You coming into it, looking for some healthy recipes and casually flicking through something you would put next to the roasted bird on your table is not exactly the attitude you should have going into such an iconic cookbook. It’s a bit against the whole beginning of the book actually, but I’m guessing you skipped reading that part, and went right to the sides, wondering where you could add bacon.
Vegetarian and vegan food takes a bit of practice and definitely takes preparation. So your choice of three recipes with the first being inedible, is of course your own opinion and I am doubting that the multitude of others who have made whatever recipe you didn’t like (did it have chickpeas? Do you know why we eat chickpeas?) is more than edible and down right nomable to most of us in the V grouping.
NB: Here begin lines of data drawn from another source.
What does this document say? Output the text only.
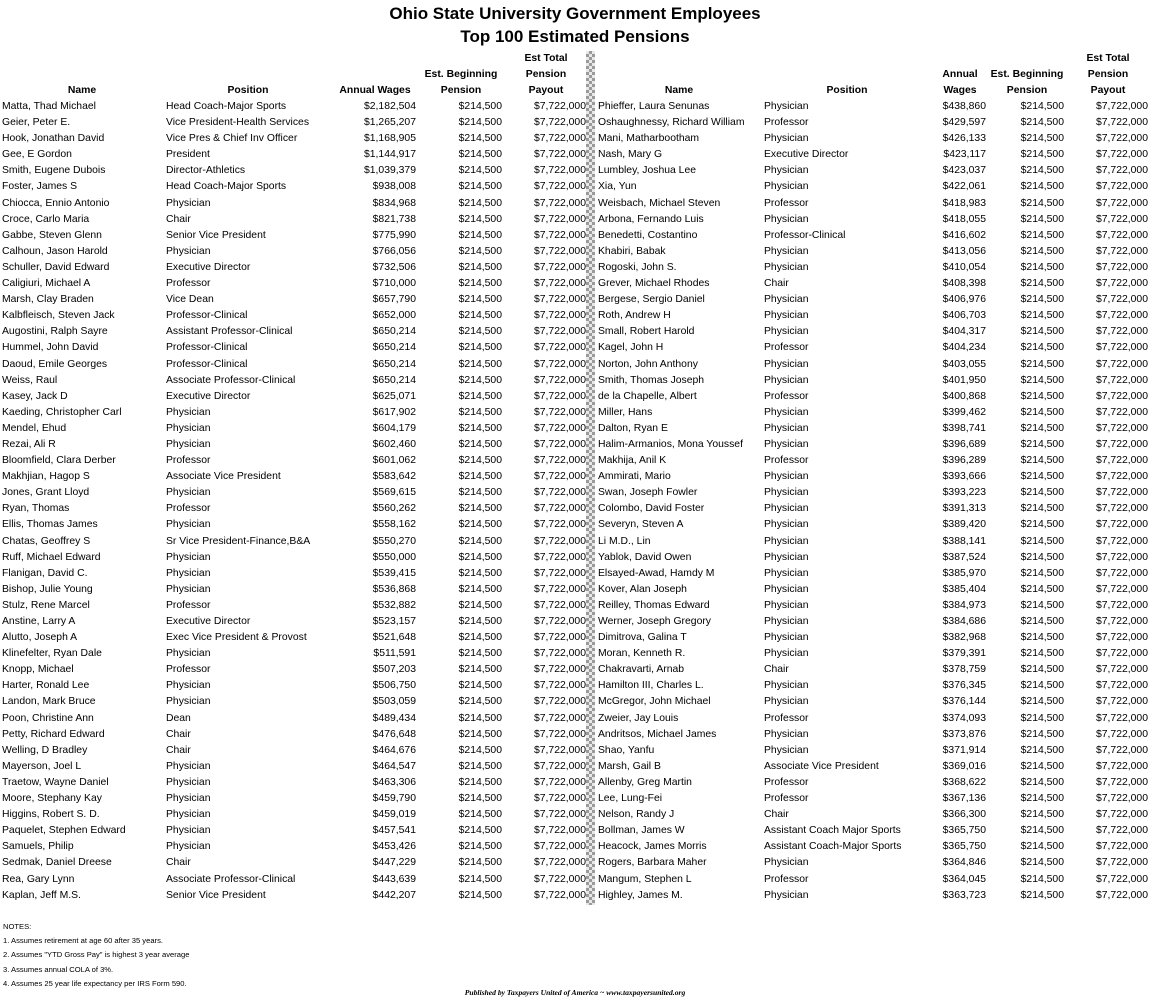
Ohio State University Government Employees
Top 100 Estimated Pensions
				Est Total
			Est. Beginning	Pension
Name	Position	Annual Wages	Pension	Payout
Matta, Thad Michael	Head Coach-Major Sports	$2,182,504	$214,500	$7,722,000
Geier, Peter E.	Vice President-Health Services	$1,265,207	$214,500	$7,722,000
Hook, Jonathan David	Vice Pres & Chief Inv Officer	$1,168,905	$214,500	$7,722,000
Gee, E Gordon	President	$1,144,917	$214,500	$7,722,000
Smith, Eugene Dubois	Director-Athletics	$1,039,379	$214,500	$7,722,000
Foster, James S	Head Coach-Major Sports	$938,008	$214,500	$7,722,000
Chiocca, Ennio Antonio	Physician	$834,968	$214,500	$7,722,000
Croce, Carlo Maria	Chair	$821,738	$214,500	$7,722,000
Gabbe, Steven Glenn	Senior Vice President	$775,990	$214,500	$7,722,000
Calhoun, Jason Harold	Physician	$766,056	$214,500	$7,722,000
Schuller, David Edward	Executive Director	$732,506	$214,500	$7,722,000
Caligiuri, Michael A	Professor	$710,000	$214,500	$7,722,000
Marsh, Clay Braden	Vice Dean	$657,790	$214,500	$7,722,000
Kalbfleisch, Steven Jack	Professor-Clinical	$652,000	$214,500	$7,722,000
Augostini, Ralph Sayre	Assistant Professor-Clinical	$650,214	$214,500	$7,722,000
Hummel, John David	Professor-Clinical	$650,214	$214,500	$7,722,000
Daoud, Emile Georges	Professor-Clinical	$650,214	$214,500	$7,722,000
Weiss, Raul	Associate Professor-Clinical	$650,214	$214,500	$7,722,000
Kasey, Jack D	Executive Director	$625,071	$214,500	$7,722,000
Kaeding, Christopher Carl	Physician	$617,902	$214,500	$7,722,000
Mendel, Ehud	Physician	$604,179	$214,500	$7,722,000
Rezai, Ali R	Physician	$602,460	$214,500	$7,722,000
Bloomfield, Clara Derber	Professor	$601,062	$214,500	$7,722,000
Makhjian, Hagop S	Associate Vice President	$583,642	$214,500	$7,722,000
Jones, Grant Lloyd	Physician	$569,615	$214,500	$7,722,000
Ryan, Thomas	Professor	$560,262	$214,500	$7,722,000
Ellis, Thomas James	Physician	$558,162	$214,500	$7,722,000
Chatas, Geoffrey S	Sr Vice President-Finance,B&A	$550,270	$214,500	$7,722,000
Ruff, Michael Edward	Physician	$550,000	$214,500	$7,722,000
Flanigan, David C.	Physician	$539,415	$214,500	$7,722,000
Bishop, Julie Young	Physician	$536,868	$214,500	$7,722,000
Stulz, Rene Marcel	Professor	$532,882	$214,500	$7,722,000
Anstine, Larry A	Executive Director	$523,157	$214,500	$7,722,000
Alutto, Joseph A	Exec Vice President & Provost	$521,648	$214,500	$7,722,000
Klinefelter, Ryan Dale	Physician	$511,591	$214,500	$7,722,000
Knopp, Michael	Professor	$507,203	$214,500	$7,722,000
Harter, Ronald Lee	Physician	$506,750	$214,500	$7,722,000
Landon, Mark Bruce	Physician	$503,059	$214,500	$7,722,000
Poon, Christine Ann	Dean	$489,434	$214,500	$7,722,000
Petty, Richard Edward	Chair	$476,648	$214,500	$7,722,000
Welling, D Bradley	Chair	$464,676	$214,500	$7,722,000
Mayerson, Joel L	Physician	$464,547	$214,500	$7,722,000
Traetow, Wayne Daniel	Physician	$463,306	$214,500	$7,722,000
Moore, Stephany Kay	Physician	$459,790	$214,500	$7,722,000
Higgins, Robert S. D.	Physician	$459,019	$214,500	$7,722,000
Paquelet, Stephen Edward	Physician	$457,541	$214,500	$7,722,000
Samuels, Philip	Physician	$453,426	$214,500	$7,722,000
Sedmak, Daniel Dreese	Chair	$447,229	$214,500	$7,722,000
Rea, Gary Lynn	Associate Professor-Clinical	$443,639	$214,500	$7,722,000
Kaplan, Jeff M.S.	Senior Vice President	$442,207	$214,500	$7,722,000
				Est Total
		Annual	Est. Beginning	Pension
Name	Position	Wages	Pension	Payout
Phieffer, Laura Senunas	Physician	$438,860	$214,500	$7,722,000
Oshaughnessy, Richard William	Professor	$429,597	$214,500	$7,722,000
Mani, Matharbootham	Physician	$426,133	$214,500	$7,722,000
Nash, Mary G	Executive Director	$423,117	$214,500	$7,722,000
Lumbley, Joshua Lee	Physician	$423,037	$214,500	$7,722,000
Xia, Yun	Physician	$422,061	$214,500	$7,722,000
Weisbach, Michael Steven	Professor	$418,983	$214,500	$7,722,000
Arbona, Fernando Luis	Physician	$418,055	$214,500	$7,722,000
Benedetti, Costantino	Professor-Clinical	$416,602	$214,500	$7,722,000
Khabiri, Babak	Physician	$413,056	$214,500	$7,722,000
Rogoski, John S.	Physician	$410,054	$214,500	$7,722,000
Grever, Michael Rhodes	Chair	$408,398	$214,500	$7,722,000
Bergese, Sergio Daniel	Physician	$406,976	$214,500	$7,722,000
Roth, Andrew H	Physician	$406,703	$214,500	$7,722,000
Small, Robert Harold	Physician	$404,317	$214,500	$7,722,000
Kagel, John H	Professor	$404,234	$214,500	$7,722,000
Norton, John Anthony	Physician	$403,055	$214,500	$7,722,000
Smith, Thomas Joseph	Physician	$401,950	$214,500	$7,722,000
de la Chapelle, Albert	Professor	$400,868	$214,500	$7,722,000
Miller, Hans	Physician	$399,462	$214,500	$7,722,000
Dalton, Ryan E	Physician	$398,741	$214,500	$7,722,000
Halim-Armanios, Mona Youssef	Physician	$396,689	$214,500	$7,722,000
Makhija, Anil K	Professor	$396,289	$214,500	$7,722,000
Ammirati, Mario	Physician	$393,666	$214,500	$7,722,000
Swan, Joseph Fowler	Physician	$393,223	$214,500	$7,722,000
Colombo, David Foster	Physician	$391,313	$214,500	$7,722,000
Severyn, Steven A	Physician	$389,420	$214,500	$7,722,000
Li M.D., Lin	Physician	$388,141	$214,500	$7,722,000
Yablok, David Owen	Physician	$387,524	$214,500	$7,722,000
Elsayed-Awad, Hamdy M	Physician	$385,970	$214,500	$7,722,000
Kover, Alan Joseph	Physician	$385,404	$214,500	$7,722,000
Reilley, Thomas Edward	Physician	$384,973	$214,500	$7,722,000
Werner, Joseph Gregory	Physician	$384,686	$214,500	$7,722,000
Dimitrova, Galina T	Physician	$382,968	$214,500	$7,722,000
Moran, Kenneth R.	Physician	$379,391	$214,500	$7,722,000
Chakravarti, Arnab	Chair	$378,759	$214,500	$7,722,000
Hamilton III, Charles L.	Physician	$376,345	$214,500	$7,722,000
McGregor, John Michael	Physician	$376,144	$214,500	$7,722,000
Zweier, Jay Louis	Professor	$374,093	$214,500	$7,722,000
Andritsos, Michael James	Physician	$373,876	$214,500	$7,722,000
Shao, Yanfu	Physician	$371,914	$214,500	$7,722,000
Marsh, Gail B	Associate Vice President	$369,016	$214,500	$7,722,000
Allenby, Greg Martin	Professor	$368,622	$214,500	$7,722,000
Lee, Lung-Fei	Professor	$367,136	$214,500	$7,722,000
Nelson, Randy J	Chair	$366,300	$214,500	$7,722,000
Bollman, James W	Assistant Coach Major Sports	$365,750	$214,500	$7,722,000
Heacock, James Morris	Assistant Coach-Major Sports	$365,750	$214,500	$7,722,000
Rogers, Barbara Maher	Physician	$364,846	$214,500	$7,722,000
Mangum, Stephen L	Professor	$364,045	$214,500	$7,722,000
Highley, James M.	Physician	$363,723	$214,500	$7,722,000
NOTES:
1. Assumes retirement at age 60 after 35 years.
2. Assumes "YTD Gross Pay" is highest 3 year average
3. Assumes annual COLA of 3%.
4. Assumes 25 year life expectancy per IRS Form 590.
Published by Taxpayers United of America ~ www.taxpayersunited.org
Vegan and Vegetarian cooking is something I think you grow into. Yes you can dabble, and trust me my wonderful family and friends dabble for me to mixed results. You learn about specific ingredients and their powers in both sweet and savoury dishes. You learn to add specific proteins when and where you can, and you also have to deal with the textual limitations that strictly vegetarian and vegans are limited to. People like myself who have been cooking vegetarian for over 5 years now get really good with the ingredients we have access too, and can cook the same thing as an omnivore but better.
I guess you could think of it the following way: I would cook a SHIT STEAK. Because where is my practice? I definitely haven’t cooked meat like that in over 5 years, and I have no real memory on how long, juiciness, texture, cuts of meat etc. I could do it, but it wouldn’t be great.
So that is just a summary on why I think your sides did not work out for you.
Later in the article the recipe chosen is spelled out, and of course there is a substitution of soy milk for regular milk. And I’m sure regular milk was used.
- Soy milk has its own flavour and depth, replacing it with 1% milk is like replacing full fat milk with water.
- Saying to add cheese to a vegan recipe for one of the most iconic vegan cooks on the planet is just down right insulting.
So Serious Eats, I am over you. I am removing my bookmark and never bothering with your pages again. I think your food elitism against vegetarians and vegans has to go, but I know it won’t Ive been reading you for too long, and know the types you have at your magazine. If there are any vegetarians and vegans on staff, fight on and maybe stop this bullshit and speak out, I know it would be hard in that toxic meat filled environment.